— Здесь всюду вши. Хоть каждый час вычесывай, все равно будут… — мрачно объявила закутанная в свою неизменную черную шаль полковница.
— Где это, всюду?
— У них, в России.
— Ах, так вы думаете? А когда в Куйбышеве предлагали идти в эту ихнюю баню, так все отлынивали, да еще обижались, с какой стати их подвергают дезинфекции, — возмутилась госпожа Роек. — Господин Шувара, идите к начальнику станции, здесь тоже, наверно, есть дезинфекция и баня.
— Да не дезинфекция, мама, а дезинсекция! — вмешался Марцысь.
— Пусть будет дезинсекция, зовите как хотите, а дезинфицироваться нам всем надо, раз уж вши появились.
— Вы, что же, думаете, что это от моей Зоси?
— От Зоси или не от Зоси, а вши есть, вот и все. Давайте, наконец, по-человечески жить, хватит этой грязи…
Жулавская поморщилась.
— Есть же люди, которые никогда не умеют проявить ни капельки такта.
Госпожа Роек не обиделась.
— Ну уж там такт или не такт, а надо помыться, вот и все.
— Уж я-то в бане мыться не буду, — надменно заявила полковница.
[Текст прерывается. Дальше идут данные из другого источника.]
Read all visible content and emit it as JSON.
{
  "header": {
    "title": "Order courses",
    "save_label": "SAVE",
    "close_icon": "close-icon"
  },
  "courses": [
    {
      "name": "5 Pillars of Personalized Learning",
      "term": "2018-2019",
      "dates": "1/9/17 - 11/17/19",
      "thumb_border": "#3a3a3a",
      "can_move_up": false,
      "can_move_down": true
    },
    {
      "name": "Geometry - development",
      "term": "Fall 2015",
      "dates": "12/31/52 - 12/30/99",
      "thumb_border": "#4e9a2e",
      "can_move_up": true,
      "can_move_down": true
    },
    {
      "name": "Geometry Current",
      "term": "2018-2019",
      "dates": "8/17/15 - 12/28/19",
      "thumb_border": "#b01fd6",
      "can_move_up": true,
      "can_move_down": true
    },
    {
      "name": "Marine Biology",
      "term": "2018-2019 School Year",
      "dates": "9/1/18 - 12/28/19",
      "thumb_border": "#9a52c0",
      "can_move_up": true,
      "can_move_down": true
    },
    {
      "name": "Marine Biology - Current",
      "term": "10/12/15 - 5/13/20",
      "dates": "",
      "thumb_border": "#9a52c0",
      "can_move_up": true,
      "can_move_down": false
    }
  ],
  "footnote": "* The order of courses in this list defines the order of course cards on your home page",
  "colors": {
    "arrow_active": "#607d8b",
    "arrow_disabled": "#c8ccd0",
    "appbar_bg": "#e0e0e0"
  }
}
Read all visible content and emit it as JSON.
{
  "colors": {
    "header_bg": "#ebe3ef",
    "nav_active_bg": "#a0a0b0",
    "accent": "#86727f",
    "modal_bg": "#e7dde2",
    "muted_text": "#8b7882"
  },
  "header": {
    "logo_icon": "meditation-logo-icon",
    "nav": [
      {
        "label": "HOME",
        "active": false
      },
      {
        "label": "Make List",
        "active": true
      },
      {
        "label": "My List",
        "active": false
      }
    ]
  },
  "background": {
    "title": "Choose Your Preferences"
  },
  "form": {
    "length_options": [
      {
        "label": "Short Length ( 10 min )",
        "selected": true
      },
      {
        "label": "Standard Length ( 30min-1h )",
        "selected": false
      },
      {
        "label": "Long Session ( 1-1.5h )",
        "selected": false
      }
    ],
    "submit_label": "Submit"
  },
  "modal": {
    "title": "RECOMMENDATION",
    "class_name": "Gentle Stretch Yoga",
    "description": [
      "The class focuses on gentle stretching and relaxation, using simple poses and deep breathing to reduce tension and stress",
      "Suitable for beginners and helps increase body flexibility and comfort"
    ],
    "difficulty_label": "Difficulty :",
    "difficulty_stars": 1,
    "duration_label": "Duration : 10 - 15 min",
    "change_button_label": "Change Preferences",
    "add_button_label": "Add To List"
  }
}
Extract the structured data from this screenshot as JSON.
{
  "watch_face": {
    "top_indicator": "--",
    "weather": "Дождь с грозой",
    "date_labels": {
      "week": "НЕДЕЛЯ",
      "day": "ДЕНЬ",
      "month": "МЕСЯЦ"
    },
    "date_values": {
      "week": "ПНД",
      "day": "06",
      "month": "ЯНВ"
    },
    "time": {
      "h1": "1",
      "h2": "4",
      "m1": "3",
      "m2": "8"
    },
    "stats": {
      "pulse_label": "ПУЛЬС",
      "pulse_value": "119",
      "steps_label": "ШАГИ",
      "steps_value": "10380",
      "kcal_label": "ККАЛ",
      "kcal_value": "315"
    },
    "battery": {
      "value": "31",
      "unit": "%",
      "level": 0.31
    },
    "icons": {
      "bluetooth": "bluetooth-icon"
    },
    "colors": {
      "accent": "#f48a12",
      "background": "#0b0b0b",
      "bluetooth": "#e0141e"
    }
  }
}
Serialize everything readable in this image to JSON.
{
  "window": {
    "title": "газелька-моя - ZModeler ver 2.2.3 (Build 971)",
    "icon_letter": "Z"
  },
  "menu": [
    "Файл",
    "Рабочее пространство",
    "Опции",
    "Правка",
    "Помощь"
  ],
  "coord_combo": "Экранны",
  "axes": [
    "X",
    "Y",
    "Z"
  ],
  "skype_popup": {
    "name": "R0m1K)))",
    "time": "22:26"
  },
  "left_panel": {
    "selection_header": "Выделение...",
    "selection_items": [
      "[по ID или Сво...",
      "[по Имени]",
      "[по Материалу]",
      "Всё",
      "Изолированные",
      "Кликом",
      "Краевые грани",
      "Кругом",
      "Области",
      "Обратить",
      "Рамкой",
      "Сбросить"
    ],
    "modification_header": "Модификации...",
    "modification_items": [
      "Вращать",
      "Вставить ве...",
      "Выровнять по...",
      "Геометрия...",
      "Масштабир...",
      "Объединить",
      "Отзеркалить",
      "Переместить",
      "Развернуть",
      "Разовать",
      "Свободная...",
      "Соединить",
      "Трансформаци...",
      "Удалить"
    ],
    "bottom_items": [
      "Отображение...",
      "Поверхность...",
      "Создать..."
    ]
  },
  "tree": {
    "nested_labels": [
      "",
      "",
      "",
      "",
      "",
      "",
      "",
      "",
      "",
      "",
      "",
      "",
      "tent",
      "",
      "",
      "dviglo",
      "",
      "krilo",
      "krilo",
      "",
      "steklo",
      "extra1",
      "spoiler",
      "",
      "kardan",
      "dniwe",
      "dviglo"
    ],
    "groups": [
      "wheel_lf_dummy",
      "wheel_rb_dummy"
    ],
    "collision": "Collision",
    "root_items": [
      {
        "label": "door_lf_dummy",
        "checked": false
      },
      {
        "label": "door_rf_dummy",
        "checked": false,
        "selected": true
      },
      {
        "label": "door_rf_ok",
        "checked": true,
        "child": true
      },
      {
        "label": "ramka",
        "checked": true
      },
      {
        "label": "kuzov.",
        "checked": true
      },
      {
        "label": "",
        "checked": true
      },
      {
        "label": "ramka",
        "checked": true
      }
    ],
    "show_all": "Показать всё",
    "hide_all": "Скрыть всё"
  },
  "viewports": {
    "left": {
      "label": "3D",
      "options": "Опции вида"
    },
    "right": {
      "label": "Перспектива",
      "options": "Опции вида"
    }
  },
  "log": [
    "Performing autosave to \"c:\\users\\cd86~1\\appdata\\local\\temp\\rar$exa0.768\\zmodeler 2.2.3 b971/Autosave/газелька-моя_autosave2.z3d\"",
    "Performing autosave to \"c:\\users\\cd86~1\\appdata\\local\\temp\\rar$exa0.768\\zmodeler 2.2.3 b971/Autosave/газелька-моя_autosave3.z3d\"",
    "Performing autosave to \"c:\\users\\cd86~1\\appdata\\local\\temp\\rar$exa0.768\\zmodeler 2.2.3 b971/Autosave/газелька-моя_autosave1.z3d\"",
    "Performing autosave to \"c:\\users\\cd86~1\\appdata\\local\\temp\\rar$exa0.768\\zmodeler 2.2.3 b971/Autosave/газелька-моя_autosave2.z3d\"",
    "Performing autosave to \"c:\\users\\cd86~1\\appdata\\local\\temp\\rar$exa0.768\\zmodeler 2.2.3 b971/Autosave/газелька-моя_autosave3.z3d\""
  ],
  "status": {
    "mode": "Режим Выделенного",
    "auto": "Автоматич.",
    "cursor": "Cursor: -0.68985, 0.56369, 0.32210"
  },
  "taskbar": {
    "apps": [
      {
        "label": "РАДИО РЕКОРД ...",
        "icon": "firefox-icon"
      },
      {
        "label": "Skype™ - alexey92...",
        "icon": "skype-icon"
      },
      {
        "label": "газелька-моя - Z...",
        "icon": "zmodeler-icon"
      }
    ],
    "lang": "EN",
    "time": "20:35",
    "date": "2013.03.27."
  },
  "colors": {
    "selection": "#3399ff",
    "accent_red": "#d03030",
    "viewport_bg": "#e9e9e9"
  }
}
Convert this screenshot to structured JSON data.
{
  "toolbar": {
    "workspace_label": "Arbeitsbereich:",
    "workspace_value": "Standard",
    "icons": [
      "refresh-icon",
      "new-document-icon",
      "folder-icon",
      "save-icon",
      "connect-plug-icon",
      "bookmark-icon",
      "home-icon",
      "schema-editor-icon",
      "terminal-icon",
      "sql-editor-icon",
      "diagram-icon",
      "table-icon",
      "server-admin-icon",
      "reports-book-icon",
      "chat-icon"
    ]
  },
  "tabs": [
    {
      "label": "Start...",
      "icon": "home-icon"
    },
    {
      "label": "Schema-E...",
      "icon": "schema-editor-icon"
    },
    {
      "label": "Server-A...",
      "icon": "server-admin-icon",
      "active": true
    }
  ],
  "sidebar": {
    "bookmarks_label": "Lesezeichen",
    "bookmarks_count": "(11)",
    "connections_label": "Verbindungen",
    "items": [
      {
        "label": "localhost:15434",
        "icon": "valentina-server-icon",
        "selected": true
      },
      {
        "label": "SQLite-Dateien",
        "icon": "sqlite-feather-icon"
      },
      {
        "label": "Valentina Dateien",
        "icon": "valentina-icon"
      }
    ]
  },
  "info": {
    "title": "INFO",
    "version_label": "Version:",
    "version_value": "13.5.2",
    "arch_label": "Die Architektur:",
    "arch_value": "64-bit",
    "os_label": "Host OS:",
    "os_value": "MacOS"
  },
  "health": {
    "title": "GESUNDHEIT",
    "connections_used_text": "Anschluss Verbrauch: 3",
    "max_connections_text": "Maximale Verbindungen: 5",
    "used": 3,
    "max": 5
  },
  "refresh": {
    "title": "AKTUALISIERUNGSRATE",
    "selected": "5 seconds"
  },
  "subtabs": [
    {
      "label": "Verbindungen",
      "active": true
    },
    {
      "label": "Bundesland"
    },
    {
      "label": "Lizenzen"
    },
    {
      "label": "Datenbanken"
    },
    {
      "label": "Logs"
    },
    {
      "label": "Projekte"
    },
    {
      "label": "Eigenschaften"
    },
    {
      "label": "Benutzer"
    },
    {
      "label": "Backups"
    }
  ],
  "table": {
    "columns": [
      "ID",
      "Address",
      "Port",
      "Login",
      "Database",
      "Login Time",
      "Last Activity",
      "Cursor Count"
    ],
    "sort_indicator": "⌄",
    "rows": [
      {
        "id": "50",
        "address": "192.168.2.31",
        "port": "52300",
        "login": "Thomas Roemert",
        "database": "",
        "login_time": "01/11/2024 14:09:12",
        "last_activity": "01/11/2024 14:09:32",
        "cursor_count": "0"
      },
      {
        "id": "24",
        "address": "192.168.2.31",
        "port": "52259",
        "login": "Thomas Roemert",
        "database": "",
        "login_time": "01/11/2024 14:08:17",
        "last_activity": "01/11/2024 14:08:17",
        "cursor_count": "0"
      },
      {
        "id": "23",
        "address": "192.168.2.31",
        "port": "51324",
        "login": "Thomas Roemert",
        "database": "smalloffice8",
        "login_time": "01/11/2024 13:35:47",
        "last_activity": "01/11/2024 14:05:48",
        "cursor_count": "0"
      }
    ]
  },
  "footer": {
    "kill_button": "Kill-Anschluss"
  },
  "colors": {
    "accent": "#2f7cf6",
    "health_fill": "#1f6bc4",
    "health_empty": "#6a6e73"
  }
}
— Не будете, так придется поискать места где-нибудь в другом вагоне, — спокойно ответил вернувшийся Шувара. Но Жулавской, по-видимому, не хотелось искать другого места. Все с тем же презрительно надменным выражением лица она вместе с другими обитателями вагона подверглась санобработке в дезинсекционном пункте на станции.
— Что мы смертельно простудимся, это совершенно ясно. Но ничего не поделаешь, раз людям вдруг захотелось чистоты…
— Не простудимся, не бойтесь, — успокаивал Шувара. — Я видел на Урале, как люди прямо из бани выбегали голые на мороз — и бух в прорубь!.. И ничего, хоть бы насморк!
— Это кто же такие? — все так же надменно осведомилась полковница в шали.
— Разные люди. Рабочие, крестьяне.
— Ах так, рабочие и крестьяне. Ну, разумеется, — повторила та и, демонстративно завернувшись в свою шаль, уселась в углу.
— Что это такое? — вдруг удивился кудрявый парень, глядя, как Марцысь растапливает печку.
— Кизяк, а вы никогда не видели? Мы в Северном Казахстане всегда им топили.
— Я был не в Северном Казахстане.
— А где?
— В другом месте, — сухо отрезал кудрявый, поправляя дымящую трубу.
Жизнь в вагоне мало-помалу налаживалась. По утрам первая вскакивала госпожа Роек. Потом вставали другие, мылись, готовили завтрак. Ядвига выводила на прогулку детей. Заставляли гулять и взрослых, даже мрачную полковницу в черной шали принудили ежедневно выходить на воздух. Шувара установил непосредственную связь с начальником станции и приносил последние известия, сообщаемые по радио. Обитатели вагона перезнакомились друг с другом, между некоторыми завязывалась и дружба. Разношерстная публика начинала приобретать какую-то общую окраску. Здесь были люди со всех концов Польши, выброшенные военной бурей из родных гнезд. С момента сентябрьской катастрофы судьбы их складывались по-разному, и различны были пути, которые привели их к Сыр-Дарье, о которой большинство из них никогда в жизни не слышало или слышало, как о далекой восточной сказке.